Le président américain, qui a participé à toutes les sessions de travail de l'Otan et reçu ses 31 homologues à la Maison Blanche pour un dîner mercredi, doit donner une conférence de presse très attendue vers 18H30 locales, selon son programme officiel.
Un test redoutable, pour celui qui joue sa survie politique à chaque apparition publique et qui est peu friand de ce genre d'exercice.
S'il dit être déterminé à rester dans la course, le président américain n'arrive pas à faire taire la fronde qui secoue les démocrates depuis son débat catastrophique face à Donald Trump, le 27 juin.
Et cela inquiète aussi les alliés.
De nombreux dirigeants de l'Otan craignent en privé une victoire de Donald Trump à l'élection de novembre, ce dernier ayant vivement critiqué l'alliance et le fardeau injuste qui pèse selon lui sur les Etats-Unis. Il entretient aussi le flou sur le soutien à l'Ukraine.
L'Organisation du traité de l'Atlantique Nord, qui fête cette année ses 75 ans, a affiché un soutien renforcé à l'Ukraine face à l'agression de la Russie.
- "Louanges" -
La Maison Blanche s'efforce de rassurer: aucun leader ne s'est, selon elle, montré inquiet lors du sommet.
"Je n'ai rien entendu de tel dans les conversations du président avec ses homologues", a dit jeudi son conseiller à la sécurité nationale, Jake Sullivan.
"Ce que j'ai entendu (...) c'est un concert de louanges pour les Etats-Unis mais aussi pour le président Biden en personne, pour ce qu'il a fait pour renforcer l'Otan", a-t-il assuré.
Joe Biden a aussi tenu nombre de bilatérales dont une avec le nouveau Premier ministre britannique Keir Starmer qui a jugé les allégations de sénilité à l'encontre de M. Biden "malvenues".
Les deux alliés ont couvert un large éventail de sujets pendant près d'une heure dans le Bureau ovale, soit plus longtemps que prévu. "Nous l'avons fait à un rythme soutenu.
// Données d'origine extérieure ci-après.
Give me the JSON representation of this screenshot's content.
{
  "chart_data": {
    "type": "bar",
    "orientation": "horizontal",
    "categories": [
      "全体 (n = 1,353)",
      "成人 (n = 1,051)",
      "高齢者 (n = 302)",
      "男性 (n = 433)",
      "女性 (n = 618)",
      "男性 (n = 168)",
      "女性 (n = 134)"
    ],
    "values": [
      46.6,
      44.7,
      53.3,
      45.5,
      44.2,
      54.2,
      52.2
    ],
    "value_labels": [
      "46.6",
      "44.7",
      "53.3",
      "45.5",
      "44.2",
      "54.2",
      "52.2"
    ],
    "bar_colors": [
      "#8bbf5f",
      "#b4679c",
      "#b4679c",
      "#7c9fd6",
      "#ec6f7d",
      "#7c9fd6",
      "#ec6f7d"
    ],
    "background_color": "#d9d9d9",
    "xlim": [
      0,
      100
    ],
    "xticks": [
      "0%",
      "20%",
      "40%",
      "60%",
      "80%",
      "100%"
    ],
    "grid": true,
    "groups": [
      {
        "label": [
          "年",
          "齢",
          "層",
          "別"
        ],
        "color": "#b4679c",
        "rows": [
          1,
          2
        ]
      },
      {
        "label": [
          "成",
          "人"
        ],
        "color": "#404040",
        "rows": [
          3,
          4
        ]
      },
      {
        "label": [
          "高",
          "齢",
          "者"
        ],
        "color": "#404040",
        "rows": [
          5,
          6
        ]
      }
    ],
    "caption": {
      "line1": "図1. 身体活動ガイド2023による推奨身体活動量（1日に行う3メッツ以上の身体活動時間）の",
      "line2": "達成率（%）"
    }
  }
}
Il était en pleine forme", a-t-il déclaré, cité par les médias britanniques.
On a aussi pu voir le président français Emmanuel Macron, arrivé mercredi seulement et lui-même aux prises avec une situation politique complexe en France sans majorité depuis les législatives, donner une longue accolade au président américain suivie d'une longue poignée de main.
Pour le président polonais Andrzej Duda, qui avait noué des liens étroits avec M. Trump mais qui a apprécié le soutien de M. Biden à l'Ukraine, aucune inquiétude: "J'ai parlé avec le président Biden et il ne fait aucun doute que tout va bien".
Entretemps, dans les coulisses de l'immense centre de conférence où se tient le sommet, les délégations se voulaient là aussi rassurantes, soulignant le fait que le président américain est apparu "concentré".
"Il semble être dans le match", selon une source européenne, qui relève aussi que "Biden a toujours réussi à revenir de l'arrière".
Seule voix discordante sans doute: le Premier ministre hongrois Viktor Orban, très isolé au sein de l'Otan et l'UE, qui a prévu de se rendre en Floride juste après le sommet pour y voir Donald Trump.